Le responsable des communications pour le Parti libéral du Québec dans la circonscription d'Anjou aux élections de 1998 vient d'être condamné pour une peine d'emprisonnement de 18 mois pour avoir réalisé des fraudes à partir des listes électorales du secteur, contre Bell Mobilité et Cantel.

Louis Massé a fait de faux contrats de services téléphoniques pour une somme totalisant 350 000 $. M. Massé n'en était pas à son premier crime. Dans les années 1980, il a été condamné pour une fraude de 30 000 $ aux dépens de son employeur de l'époque.

Rien dans la décision rendue sur le banc mercredi par le juge Claude Vaillancourt n'implique directement le PLQ dans l'arnaque de M. Massé. Ce dernier a toutefois été responsable des comrnunications auprès de l'ex-député Jean-Sébastien Lamoureux. Il a également travaillé la même année lors des élections municipales montréalaises en communications auprès d'un candidat d'Équipe MontréaL

La semaine dernière, le libéral Jean-Sébastien Lamoureux a remis sa démission à la suite d'un jugement de la Cour du Québec établissant la culpabilité d'un de ses organisateurs, Alberto Berardinucci, dans une manoeuvre électorale frauduleuse. M. Berardinucci avait mis en place un système de voteurs illégaux qui usurpaient l'identité de tiers pour voter pour M. Lamoureux. Les participants à cette fraude ont été payés 10 $ pour chaque vote enregistré.

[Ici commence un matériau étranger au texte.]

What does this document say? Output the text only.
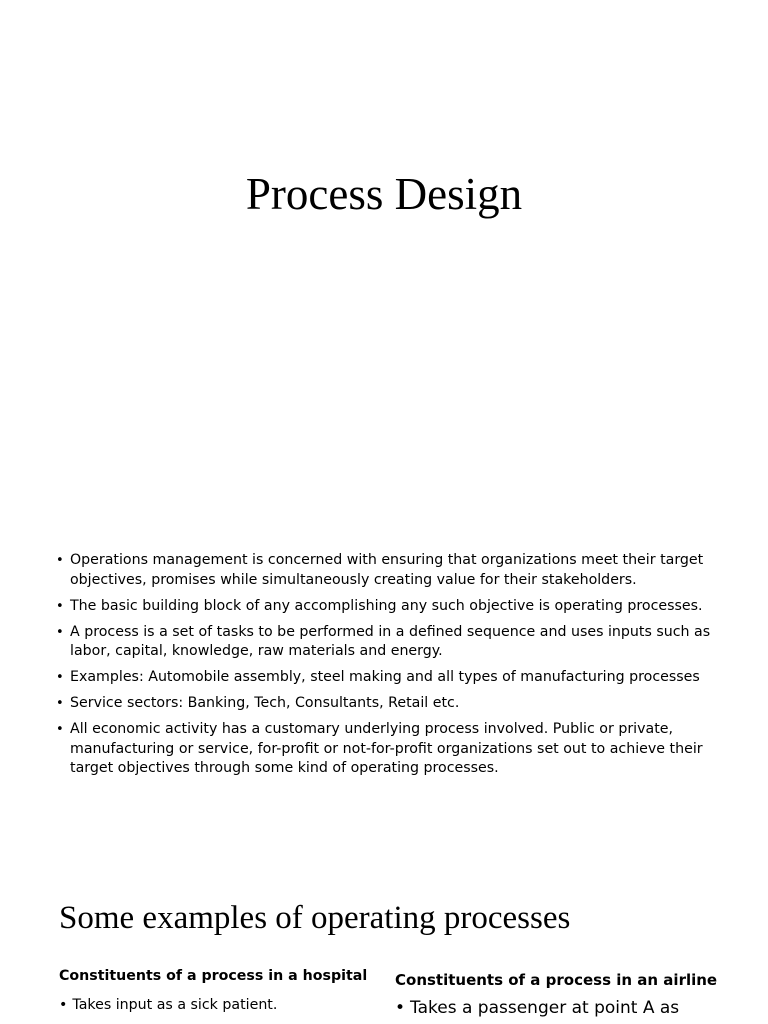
Process Design
• Operations management is concerned with ensuring that organizations meet their target objectives, promises while simultaneously creating value for their stakeholders.
• The basic building block of any accomplishing any such objective is operating processes.
• A process is a set of tasks to be performed in a defined sequence and uses inputs such as labor, capital, knowledge, raw materials and energy.
• Examples: Automobile assembly, steel making and all types of manufacturing processes
• Service sectors: Banking, Tech, Consultants, Retail etc.
• All economic activity has a customary underlying process involved. Public or private, manufacturing or service, for-profit or not-for-profit organizations set out to achieve their target objectives through some kind of operating processes.
Some examples of operating processes
Constituents of a process in a hospital Constituents of a process in an airline
• Takes input as a sick patient.	• Takes a passenger at point A as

Le jugement contre M. Berardinucci a provoqué une onde de choc dans la campagne électorale municipale qui se déroule actuellement à Montréal. Le maire Pierre Bourque a indiqué la porte à l'un de ses candidats pointé par la décision du tribunal. De son coté l'adversaire de M. Bourque, Gérald Tremblay, a maintenu en poste son candidat dans Anjou, le maire Luis Miranda, qui a été en lien étroit avec M. Berardinucci. Le Parti québécois d'Anjou, présidé par Luc Hébert qui occupe la vice-présidence du parti du maire Bourque, a réclamé mardi dernier la démission de M. Miranda.